Issues: Premises liability; Landlord/cooperative duty owed to tenants and invitees to protect against the criminal acts of third persons; Public nuisance
Court: Michigan Court of Appeals (Unpublished)
Case Name: Smith v. Robert's Balfour Co-operative, Inc.
e-Journal Number: 10687
Judge(s): Per Curiam—Bandstra, White, and Collins

Defendant, a cooperative association, did not owe plaintiff's decedent, a guest of Otlowski, a duty to prevent his shooting by another guest because the harm occurred inside Otlowski's privately owned cooperative unit. It was also questionable whether the shooting was proximately caused by the failure to evict Otlowski in the face of the suspicion of drug activity. Plaintiff argued that defendant owed a duty to its tenants and invitees to protect against the criminal acts of third persons, that Otlowski's co-operative unit was frequently used for the consumption and possible sale of illegal drugs, and that defendant should have expelled Otlowski from the co-operative before the shooting occurred. Affirmed.

Full Text Opinion


Probate

Issues: Petition to determine ownership of assets; Jurisdiction of probate court
Court: Michigan Court of Appeals (Unpublished)
Case Name: In re Estate of Foster
e-Journal Number: 10690
Judge(s): Per Curiam—Talbot, Sawyer, and Borchard

After vacating its earlier opinion affirming the trial court's dismissal of the petition to determine ownership of assets (see e-Journal #10019 in the April 25, 2001 edition,) the court reversed because it determined that the probate court did have jurisdiction to determine ownership of the debt at issue. The issue of title as between the estate and respondent was distinguishable from the question of jurisdiction to enforce the underlying contract. The probate court erred in ruling that it did not have jurisdiction and in dismissing the petition to determine ownership of assets. Reversed and remanded for further proceedings.

Full Text Opinion


Real Property

Issues: Request for entitlement to use of easement; Construction of easement language
Court: Michigan Court of Appeals (Unpublished)
Case Name: Collins v.
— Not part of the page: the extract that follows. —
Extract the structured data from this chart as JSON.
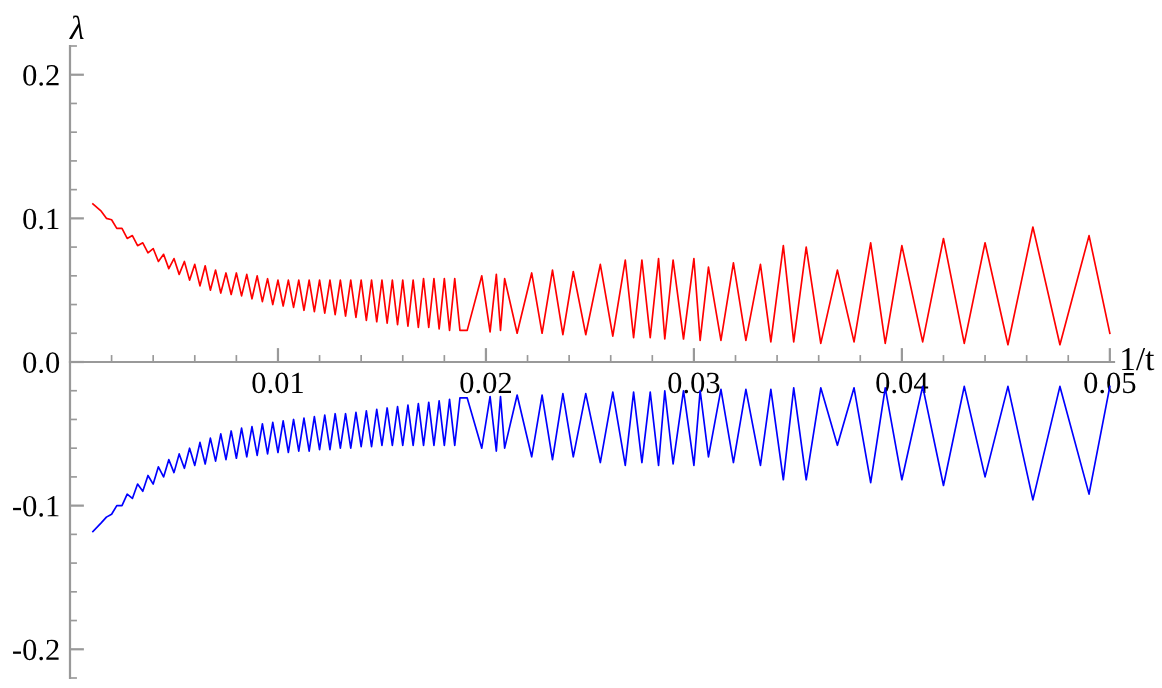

Pasike
e-Journal Number: 10684
Judge(s): Per Curiam—Hood, Doctoroff, and Kelly

Since review of the plain language of the affidavit creating the easement revealed that plaintiff, the successive owner of parcel one, was not entitled to the use of the private road easement, the trial court erred in granting plaintiff's motion for summary disposition. Plaintiff filed the lawsuit seeking a determination that ingress and egress to the split of property she owned could be attained through the use of an easement created by the previous owner and developer. The language of the affidavit creating the easement expressly stated that it was required for "certain lots." Thus, the easement was intended to benefit some lots, not all, whose access for ingress and egress was needed and where utility maintenance was required. Review of the evidence established that parcel one, now owned by plaintiff, did not need an easement for ingress or egress because access was provided by another road. There also was no evidence that an easement was necessary for utility maintenance. Plaintiff's requested use of the easement would have expanded the scope of the easement beyond the express grant or reservation. Reversed and remanded for entry of an order granting defendants' motion for summary disposition.

Full Text Opinion


This summary also appears under Litigation

Issues: Action to quiet title based on an arbitration award; McFerren v. B & B Inv Group
Court: Michigan Court of Appeals (Unpublished)
Case Name: Yatooma v. Yatooma
e-Journal Number: 10709
Judge(s): Memorandum—Bandstra, White, and Collins

The trial court improperly dismissed this action to quiet title based on an arbitration award. Arbitration was precluded because plaintiff's claim to the property was a claim to an estate in real estate. Although defendants asserted that plaintiff agreed to the terms of the arbitration award, the proceeding below was to enforce an arbitration award, not a settlement agreement. Reversed and remanded.